A Bit about Malas
How to Use a Mala
A mala is a string of beads, used to chant the names of God. It’s the same thing as prayer beads, or a rosary. A Hindu mala typically has either 108 beads (108 being considered a sacred number in Hinduism) or 27 beads (which is one-fourth of 108). In addition to the 108 or 27 “counting beads,” a mala generally has an additional bead, called the “guru bead,” which hangs perpendicular to the circle of counting beads.
A Hindu mala is usually worked with by using the right hand. The mala is held resting over the third finger of the right hand, and the beads are brought toward you, one by one, using the thumb. Each bead counts one repetition of the mantra. When you get around to the guru bead, you don’t count it, and you don’t pass it; you stop there, mentally bow to the guru, flip the mala around, and start going back the other way. Each time you come to the guru bead you awaken once more, and then you turn around and go back the way you came.
Now for those of you who are left-handed: In India, you would be inclined to use the right hand anyway, because of certain cultural traditions. The Tibetans, on the other hand, have no such rules; they use their malas in either hand, and with any finger. In the Hindu tradition, you can use any finger of the right hand to hold the beads, except for the first finger, which is the pointing or “accusing” finger; you don’t use that one. The reason most people use the third finger is that there is a nerve on the inside of that finger which is connected to your spine in such a way that you’re getting a little added benefit from the practice. It’s similar to an acupressure point, and it adds a little extra energy rush to the process.
Why 108 beads?
The number 108 is significant for so many reasons.

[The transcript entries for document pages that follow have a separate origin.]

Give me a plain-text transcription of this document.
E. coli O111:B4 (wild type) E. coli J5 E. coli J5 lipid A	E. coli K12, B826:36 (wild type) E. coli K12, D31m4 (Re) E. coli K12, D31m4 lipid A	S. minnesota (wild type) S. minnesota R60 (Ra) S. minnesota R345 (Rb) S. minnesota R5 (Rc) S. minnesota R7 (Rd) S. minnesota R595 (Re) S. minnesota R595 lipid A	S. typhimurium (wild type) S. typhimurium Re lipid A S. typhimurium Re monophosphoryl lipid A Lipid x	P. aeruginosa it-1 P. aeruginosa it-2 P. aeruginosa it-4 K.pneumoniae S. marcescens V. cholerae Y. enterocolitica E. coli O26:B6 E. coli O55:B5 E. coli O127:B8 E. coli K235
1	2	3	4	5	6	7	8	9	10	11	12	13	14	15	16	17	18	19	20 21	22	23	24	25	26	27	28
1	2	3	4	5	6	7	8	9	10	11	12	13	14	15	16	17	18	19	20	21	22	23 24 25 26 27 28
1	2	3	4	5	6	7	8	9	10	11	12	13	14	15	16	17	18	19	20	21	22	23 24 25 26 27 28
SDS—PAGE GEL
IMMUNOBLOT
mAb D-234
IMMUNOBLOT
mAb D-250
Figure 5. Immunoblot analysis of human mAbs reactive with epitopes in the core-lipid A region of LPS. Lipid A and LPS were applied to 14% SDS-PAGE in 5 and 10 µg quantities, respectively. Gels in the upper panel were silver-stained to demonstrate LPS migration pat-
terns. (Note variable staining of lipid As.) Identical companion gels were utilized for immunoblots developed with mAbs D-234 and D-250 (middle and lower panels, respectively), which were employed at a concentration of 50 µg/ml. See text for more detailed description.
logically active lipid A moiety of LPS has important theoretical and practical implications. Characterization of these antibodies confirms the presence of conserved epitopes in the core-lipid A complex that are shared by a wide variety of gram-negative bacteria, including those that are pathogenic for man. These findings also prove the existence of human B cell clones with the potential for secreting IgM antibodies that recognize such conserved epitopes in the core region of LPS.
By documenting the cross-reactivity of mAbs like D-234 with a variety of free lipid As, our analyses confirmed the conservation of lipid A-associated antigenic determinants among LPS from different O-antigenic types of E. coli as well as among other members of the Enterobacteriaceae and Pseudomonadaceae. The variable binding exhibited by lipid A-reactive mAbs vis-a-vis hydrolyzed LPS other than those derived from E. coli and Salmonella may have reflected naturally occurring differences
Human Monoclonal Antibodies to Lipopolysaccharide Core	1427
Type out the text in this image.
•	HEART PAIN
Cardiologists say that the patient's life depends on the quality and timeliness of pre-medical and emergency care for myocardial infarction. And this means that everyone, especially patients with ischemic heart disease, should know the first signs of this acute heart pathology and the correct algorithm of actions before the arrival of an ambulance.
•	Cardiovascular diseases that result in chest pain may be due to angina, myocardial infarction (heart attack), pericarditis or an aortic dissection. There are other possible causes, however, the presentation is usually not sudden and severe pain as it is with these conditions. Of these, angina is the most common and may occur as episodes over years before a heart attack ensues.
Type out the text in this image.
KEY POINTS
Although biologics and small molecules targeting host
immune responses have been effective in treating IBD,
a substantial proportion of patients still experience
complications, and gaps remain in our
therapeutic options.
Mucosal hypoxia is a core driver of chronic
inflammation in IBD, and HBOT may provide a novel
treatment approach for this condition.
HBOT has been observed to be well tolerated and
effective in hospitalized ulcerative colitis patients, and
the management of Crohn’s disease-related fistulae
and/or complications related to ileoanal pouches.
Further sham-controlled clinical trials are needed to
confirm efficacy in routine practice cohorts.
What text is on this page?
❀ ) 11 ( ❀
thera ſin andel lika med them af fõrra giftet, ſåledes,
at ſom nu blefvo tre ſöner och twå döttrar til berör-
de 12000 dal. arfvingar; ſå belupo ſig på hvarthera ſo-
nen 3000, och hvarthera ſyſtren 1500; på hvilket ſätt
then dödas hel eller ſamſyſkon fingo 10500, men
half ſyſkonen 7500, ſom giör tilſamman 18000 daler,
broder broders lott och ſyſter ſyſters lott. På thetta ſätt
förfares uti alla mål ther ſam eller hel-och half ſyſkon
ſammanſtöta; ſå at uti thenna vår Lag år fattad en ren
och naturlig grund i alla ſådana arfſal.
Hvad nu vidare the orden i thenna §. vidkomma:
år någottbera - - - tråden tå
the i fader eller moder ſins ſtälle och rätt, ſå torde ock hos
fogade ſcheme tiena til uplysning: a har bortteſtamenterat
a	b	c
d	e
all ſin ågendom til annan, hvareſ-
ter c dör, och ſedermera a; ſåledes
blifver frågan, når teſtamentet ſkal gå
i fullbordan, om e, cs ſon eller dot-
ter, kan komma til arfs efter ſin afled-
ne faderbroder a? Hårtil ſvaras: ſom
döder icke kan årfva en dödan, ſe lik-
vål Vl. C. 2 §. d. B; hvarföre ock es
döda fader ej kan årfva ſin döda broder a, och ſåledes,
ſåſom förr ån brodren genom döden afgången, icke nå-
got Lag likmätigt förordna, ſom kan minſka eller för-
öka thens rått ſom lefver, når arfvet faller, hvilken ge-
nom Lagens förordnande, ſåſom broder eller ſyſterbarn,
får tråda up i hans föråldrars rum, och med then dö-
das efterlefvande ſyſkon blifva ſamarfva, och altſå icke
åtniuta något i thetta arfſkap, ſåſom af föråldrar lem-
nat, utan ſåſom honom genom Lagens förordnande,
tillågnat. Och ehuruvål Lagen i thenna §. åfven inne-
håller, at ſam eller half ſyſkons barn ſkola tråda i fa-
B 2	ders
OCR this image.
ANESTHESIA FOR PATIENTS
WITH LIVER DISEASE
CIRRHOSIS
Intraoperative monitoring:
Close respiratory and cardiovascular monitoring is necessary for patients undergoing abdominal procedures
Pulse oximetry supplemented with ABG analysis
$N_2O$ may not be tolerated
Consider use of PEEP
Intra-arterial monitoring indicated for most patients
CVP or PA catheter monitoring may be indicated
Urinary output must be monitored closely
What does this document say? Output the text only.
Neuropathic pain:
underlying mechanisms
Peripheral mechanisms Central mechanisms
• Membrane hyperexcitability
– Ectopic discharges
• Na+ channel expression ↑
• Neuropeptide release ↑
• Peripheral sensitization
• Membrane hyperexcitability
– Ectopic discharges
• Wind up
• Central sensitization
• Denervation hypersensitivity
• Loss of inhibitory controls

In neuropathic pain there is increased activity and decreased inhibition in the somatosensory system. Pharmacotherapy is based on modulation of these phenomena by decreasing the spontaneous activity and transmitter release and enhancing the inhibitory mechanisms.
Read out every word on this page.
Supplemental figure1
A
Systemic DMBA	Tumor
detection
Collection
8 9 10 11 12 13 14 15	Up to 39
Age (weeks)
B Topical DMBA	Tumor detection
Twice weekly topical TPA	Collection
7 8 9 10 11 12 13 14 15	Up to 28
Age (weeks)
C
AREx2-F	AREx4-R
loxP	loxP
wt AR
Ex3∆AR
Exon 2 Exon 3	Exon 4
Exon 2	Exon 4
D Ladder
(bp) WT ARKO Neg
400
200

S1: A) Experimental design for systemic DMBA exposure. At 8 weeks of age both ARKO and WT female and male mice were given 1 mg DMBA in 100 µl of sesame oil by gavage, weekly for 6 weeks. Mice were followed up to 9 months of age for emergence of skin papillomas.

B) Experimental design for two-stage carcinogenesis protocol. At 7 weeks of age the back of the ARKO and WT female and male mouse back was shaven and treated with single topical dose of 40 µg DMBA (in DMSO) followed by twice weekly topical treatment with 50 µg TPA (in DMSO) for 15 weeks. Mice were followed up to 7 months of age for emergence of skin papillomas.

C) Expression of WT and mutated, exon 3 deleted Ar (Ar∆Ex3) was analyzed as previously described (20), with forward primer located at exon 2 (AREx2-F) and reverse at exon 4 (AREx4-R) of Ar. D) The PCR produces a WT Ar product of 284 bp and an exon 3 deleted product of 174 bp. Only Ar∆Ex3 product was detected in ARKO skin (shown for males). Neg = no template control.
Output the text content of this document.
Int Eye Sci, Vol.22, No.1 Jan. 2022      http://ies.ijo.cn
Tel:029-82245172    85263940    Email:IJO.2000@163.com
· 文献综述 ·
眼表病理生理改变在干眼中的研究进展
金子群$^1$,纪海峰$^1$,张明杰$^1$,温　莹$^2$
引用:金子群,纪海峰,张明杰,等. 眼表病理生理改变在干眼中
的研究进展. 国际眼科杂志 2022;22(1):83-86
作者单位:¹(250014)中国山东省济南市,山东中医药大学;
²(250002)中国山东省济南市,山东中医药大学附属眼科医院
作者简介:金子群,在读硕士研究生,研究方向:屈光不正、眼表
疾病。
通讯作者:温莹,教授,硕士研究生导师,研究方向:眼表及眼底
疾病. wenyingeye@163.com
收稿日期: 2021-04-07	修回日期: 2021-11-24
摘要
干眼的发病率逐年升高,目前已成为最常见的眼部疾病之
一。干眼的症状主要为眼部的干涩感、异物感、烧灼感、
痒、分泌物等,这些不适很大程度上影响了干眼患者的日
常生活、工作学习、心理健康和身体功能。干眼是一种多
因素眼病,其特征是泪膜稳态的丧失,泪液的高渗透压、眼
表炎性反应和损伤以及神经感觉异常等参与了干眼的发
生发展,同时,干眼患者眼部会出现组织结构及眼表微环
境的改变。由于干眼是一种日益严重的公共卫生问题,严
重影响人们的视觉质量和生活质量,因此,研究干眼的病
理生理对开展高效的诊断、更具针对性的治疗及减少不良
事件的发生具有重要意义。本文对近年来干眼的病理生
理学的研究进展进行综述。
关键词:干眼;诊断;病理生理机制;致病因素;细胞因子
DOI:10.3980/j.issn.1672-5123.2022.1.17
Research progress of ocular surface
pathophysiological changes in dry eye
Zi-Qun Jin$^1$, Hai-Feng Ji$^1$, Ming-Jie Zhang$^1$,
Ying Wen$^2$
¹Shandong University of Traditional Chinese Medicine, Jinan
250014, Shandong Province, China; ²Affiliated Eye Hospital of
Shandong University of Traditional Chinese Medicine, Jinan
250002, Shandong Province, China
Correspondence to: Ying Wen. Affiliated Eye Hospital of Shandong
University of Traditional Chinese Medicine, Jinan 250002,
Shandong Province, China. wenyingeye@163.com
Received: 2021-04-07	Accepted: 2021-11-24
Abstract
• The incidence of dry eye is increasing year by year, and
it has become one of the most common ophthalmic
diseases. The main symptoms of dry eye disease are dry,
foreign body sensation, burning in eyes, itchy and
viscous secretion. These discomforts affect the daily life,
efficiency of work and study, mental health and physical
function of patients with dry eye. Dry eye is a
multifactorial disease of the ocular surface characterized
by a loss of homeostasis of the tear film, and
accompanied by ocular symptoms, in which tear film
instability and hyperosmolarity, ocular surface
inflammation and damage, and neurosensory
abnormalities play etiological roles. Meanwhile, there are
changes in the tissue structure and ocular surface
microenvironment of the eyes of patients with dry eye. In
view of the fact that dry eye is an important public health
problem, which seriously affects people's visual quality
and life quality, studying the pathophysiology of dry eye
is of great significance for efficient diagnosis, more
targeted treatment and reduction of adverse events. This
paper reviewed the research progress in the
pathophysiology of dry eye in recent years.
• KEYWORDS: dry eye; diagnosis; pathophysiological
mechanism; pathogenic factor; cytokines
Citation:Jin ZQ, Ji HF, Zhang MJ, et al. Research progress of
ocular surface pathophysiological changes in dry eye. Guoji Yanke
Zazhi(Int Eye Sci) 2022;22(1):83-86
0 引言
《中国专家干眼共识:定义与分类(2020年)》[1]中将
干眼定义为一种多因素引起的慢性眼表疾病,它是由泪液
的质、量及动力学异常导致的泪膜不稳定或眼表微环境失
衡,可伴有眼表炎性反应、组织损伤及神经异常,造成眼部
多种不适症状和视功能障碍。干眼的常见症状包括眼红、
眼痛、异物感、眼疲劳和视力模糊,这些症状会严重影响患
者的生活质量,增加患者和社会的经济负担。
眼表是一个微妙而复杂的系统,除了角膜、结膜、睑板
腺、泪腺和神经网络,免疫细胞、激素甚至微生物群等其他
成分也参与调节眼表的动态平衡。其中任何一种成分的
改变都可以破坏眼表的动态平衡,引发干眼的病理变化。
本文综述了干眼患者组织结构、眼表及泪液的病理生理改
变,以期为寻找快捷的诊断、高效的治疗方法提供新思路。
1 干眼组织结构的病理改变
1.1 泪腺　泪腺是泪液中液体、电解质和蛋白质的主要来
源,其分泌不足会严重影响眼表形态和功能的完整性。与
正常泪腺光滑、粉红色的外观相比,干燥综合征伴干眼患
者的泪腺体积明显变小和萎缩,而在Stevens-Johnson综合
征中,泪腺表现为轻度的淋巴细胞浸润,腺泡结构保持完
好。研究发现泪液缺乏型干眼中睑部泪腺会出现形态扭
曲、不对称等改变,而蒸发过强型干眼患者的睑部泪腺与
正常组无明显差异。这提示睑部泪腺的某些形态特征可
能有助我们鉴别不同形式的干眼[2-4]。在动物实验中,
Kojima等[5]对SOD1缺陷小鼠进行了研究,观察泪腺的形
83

Some believe there are 108 stages on the journey of the human soul, while others associate the possibility of enlightenment with taking only 108 breaths a day, while in deep meditation.
No matter who you ask, the answer will most likely be different each time.
The truth is — the significance of 108 beads on your mala is open to interpretation. Which I love.
As mala beads were traditionally created to be used as a tool in meditation, we like to associate it with the ideals of meditation.
However — I believe mala beads are also beautiful mediums to set intentions, manifest, and generally feel good. You don't have to meditate on the beads, although that's what they are made for in a practical sense.
My malas are hand knotted between each seed and gemstone.
My mala necklaces all have 108 beads. I often use place holders in the form of silver beads and these are not counted in the 108.